After the fraud had been discovered, a meeting took place at which efforts were made to settle the differences which had arisen. The attorney who was acting for Norins stated that the notes had not been and would not be negotiated, that they were in his control and that he could produce them at any time, and with this Norins agreed, excepting, however, another note not in suit. To the same ultimate effect there was also other testimony. At one meeting Reiss, attorney for Norins, made a proposition looking toward a settlement with a discount of about five per cent for expenses. To this appellant was agreeable. Reiss told him to put the proposition in writing, which defendant did, stating that it was without prejudice. It was not accepted by Norins.
It is probable that Norins and his advisers sought to commit appellant to a writing that would have the effect of showing a ratification with knowledge of the fraud. This may have been a mere trick. In the settlement they proposed a sale by appellant of the stock for notes of a third party to be produced and delivered by them.
About March 5, 1925, appellant attended a stockholders' meeting and voted the shares which were purchased with the note in suit, and was elected a director of the corporation. This also is held to show there had been a ratification and waiver of the fraud as a matter of law. The tender of the stock and the attempt to rescind had at that time been rejected. The appellant's action in promptly disaffirming and demanding the return of the purchase price is important evidence of an intention to disaffirm; and it was thereafter possible for him to protect and preserve the property without losing his right to rescind.
In the case of Weigel v. Cook ( 193 App. Div. 520; mod. and affd., 237 N.Y. 136) the Appellate Division in the Third Department said: "It was their right and duty to preserve the property, and whatever business had been established in connection with it, and the fact of preserving the property and continuing the business during the pendency of the action cannot deprive the plaintiffs of their remedy."
In Cook on Corporations (Vol. 2 [8th ed.], § 356) the law is stated as follows: "Where a party has a right to return the stock and receive back his money, he may, after making a tender, do any acts in regard to the stock reasonably necessary to protect his interest, and yet not lose his right to rescind."
In view of the evidence that Norins, who sold this stock for ten times the price it was selling for, was responsible for the effort to lead this defendant into what may appear to constitute a ratification, we believe there is at least a question of fact as to whether under the circumstances such a result followed. Although it is true there was an attempt to settle the matter, appellant having offered to return the stock and having demanded the return of the notes, what was then done was aimed at carrying through a settlement which Norins refused to consummate after he and his lawyer had induced plaintiff to write a letter which is now pointed to as showing ratification. The object to be accomplished was the return of the stock for notes executed by responsible persons. This settlement contemplated a rescission of the entire transaction, so far as to put appellant in statu quo excepting for payment of the five per cent discount.

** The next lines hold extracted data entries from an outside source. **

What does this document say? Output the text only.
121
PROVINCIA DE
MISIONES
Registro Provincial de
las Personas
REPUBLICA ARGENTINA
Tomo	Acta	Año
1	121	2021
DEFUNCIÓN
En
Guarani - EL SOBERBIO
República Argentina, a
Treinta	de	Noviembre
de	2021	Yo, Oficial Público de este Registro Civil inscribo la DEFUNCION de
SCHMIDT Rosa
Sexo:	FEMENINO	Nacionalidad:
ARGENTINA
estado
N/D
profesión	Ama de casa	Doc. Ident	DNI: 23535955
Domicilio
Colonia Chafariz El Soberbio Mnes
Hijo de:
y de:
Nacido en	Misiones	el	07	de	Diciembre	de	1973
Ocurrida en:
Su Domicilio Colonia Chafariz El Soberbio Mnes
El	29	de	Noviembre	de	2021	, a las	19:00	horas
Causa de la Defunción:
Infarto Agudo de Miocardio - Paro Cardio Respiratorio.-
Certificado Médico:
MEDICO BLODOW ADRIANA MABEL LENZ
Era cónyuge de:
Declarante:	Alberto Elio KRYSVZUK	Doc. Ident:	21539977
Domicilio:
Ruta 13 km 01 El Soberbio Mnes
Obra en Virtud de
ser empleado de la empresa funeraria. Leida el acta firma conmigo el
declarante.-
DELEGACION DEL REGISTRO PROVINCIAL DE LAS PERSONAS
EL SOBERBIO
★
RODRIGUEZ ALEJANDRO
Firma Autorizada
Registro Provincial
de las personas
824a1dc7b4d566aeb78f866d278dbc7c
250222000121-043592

We believe the court should in this case of apparently gross fraud, amounting to theft, protect the appellant and not compel him to make good to a wrongdoer the proceeds of such fraudulent scheme.
The judgment should be reversed and a new trial ordered, with costs to the appellant to abide the event.
DOWLING, P.J., MERRELL, O'MALLEY and PROSKAUER, JJ., concur.
Judgment reversed and new trial ordered, with costs to the appellant to abide the event.